Riehl’s expectations have been buoyed by an article in the January 21 issue of Electronics magazine. The article predicted that by 1975 there will be a $50 million dollar a year business in electronic watches depending on whether volume production of the individual parts is picked up.


Riehl says the pick-up is already underway, with integrated circuits being produced at a faster, less expensive rate by RCA and other electronic gadgets. The circuits themselves are the most expensive part of the operation, Riehl said.

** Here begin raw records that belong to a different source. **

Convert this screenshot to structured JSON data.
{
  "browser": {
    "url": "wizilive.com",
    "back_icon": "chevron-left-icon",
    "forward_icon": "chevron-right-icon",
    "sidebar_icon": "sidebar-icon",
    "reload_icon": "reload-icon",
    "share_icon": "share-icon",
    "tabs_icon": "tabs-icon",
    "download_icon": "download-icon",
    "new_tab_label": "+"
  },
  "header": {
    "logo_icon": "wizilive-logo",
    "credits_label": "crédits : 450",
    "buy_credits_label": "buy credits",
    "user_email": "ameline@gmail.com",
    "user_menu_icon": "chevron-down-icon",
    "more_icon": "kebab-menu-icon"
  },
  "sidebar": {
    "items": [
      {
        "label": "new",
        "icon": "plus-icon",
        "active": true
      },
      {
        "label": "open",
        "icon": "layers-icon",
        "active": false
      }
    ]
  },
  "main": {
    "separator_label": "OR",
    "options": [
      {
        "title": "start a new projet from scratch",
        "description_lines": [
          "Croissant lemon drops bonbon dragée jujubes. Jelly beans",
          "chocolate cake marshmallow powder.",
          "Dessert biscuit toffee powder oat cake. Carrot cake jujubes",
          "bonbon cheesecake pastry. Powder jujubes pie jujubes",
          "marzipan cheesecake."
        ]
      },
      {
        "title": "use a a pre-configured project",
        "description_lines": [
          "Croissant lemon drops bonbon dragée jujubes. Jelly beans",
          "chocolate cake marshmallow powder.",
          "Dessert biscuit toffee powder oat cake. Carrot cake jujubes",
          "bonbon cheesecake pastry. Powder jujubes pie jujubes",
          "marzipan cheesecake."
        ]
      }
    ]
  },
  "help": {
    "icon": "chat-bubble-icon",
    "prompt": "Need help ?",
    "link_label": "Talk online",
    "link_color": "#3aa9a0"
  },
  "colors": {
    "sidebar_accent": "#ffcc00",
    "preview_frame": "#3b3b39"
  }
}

They come in at the middle of lightening-quick timing mechanism. The operation begins under the watch’s opaque glass window, where the solar cells are housed. Energy rescued from the sun's light (Riehl said a few minutes in the light will provide enough energy to help keep the watch running for a week) goes into batteries which store it and release it in regular amounts with the aid of a voltage regulator. The actual time keeping is done by an oscillator, with frequency controlled by either a quartz crystal or a tuning form (the quartz crystal version will lose only two minutes a year).


Inspiration for the watch came to Riehl in 1959, when he saw for the first time the use of integrated circuits by the military. Since then it has been a long financial climb before he was in a position to produce.


A native of Utica, N.Y., Riehl has been making far-out electronic devices since before he was 16, when he startled his hometown with a football scoreboard composed of junk.
He moved to Cleveland in 1960, joining in business with an electronically minded relative who owned a TV and radio repair shop. While there, Riehl invented a wide-space, dual channel two-way radio, the patent for which he sold to Dare, Inc., Troy.


When Dare needed assistance in repairing and modifying the radio, Riehl was offered a job. So Riehl moved to Troy in 1962, remaining with Dare until 1968.


A parti-time electronic business later blossomed into what is now Riehl Electronics Corporation (with 31 percent opened to public ownership) was begun in 1964. Products of the period since then have included the Spitfire transistor ignition system, a liquor inventory scale and Magnetach, an electronic tachometer and dwell meter.


A brief stint with Hobart Manufacturing resulted in the present production of a digital computing scale for delicatessens. But these inventions merely served to provide capital for production of the wristwatch. And it is the latest invention that will make Riehl and his partner Gerd Klingler rich, they hope. “I’ve always had the desire to make a lot of money, “Riehl said.


His ultimate dream is to have a production of the watch and whatever comes after it taken over by trusted subordinates, leaving Riehl full time for designing. What will emerge then is anybody’s guess.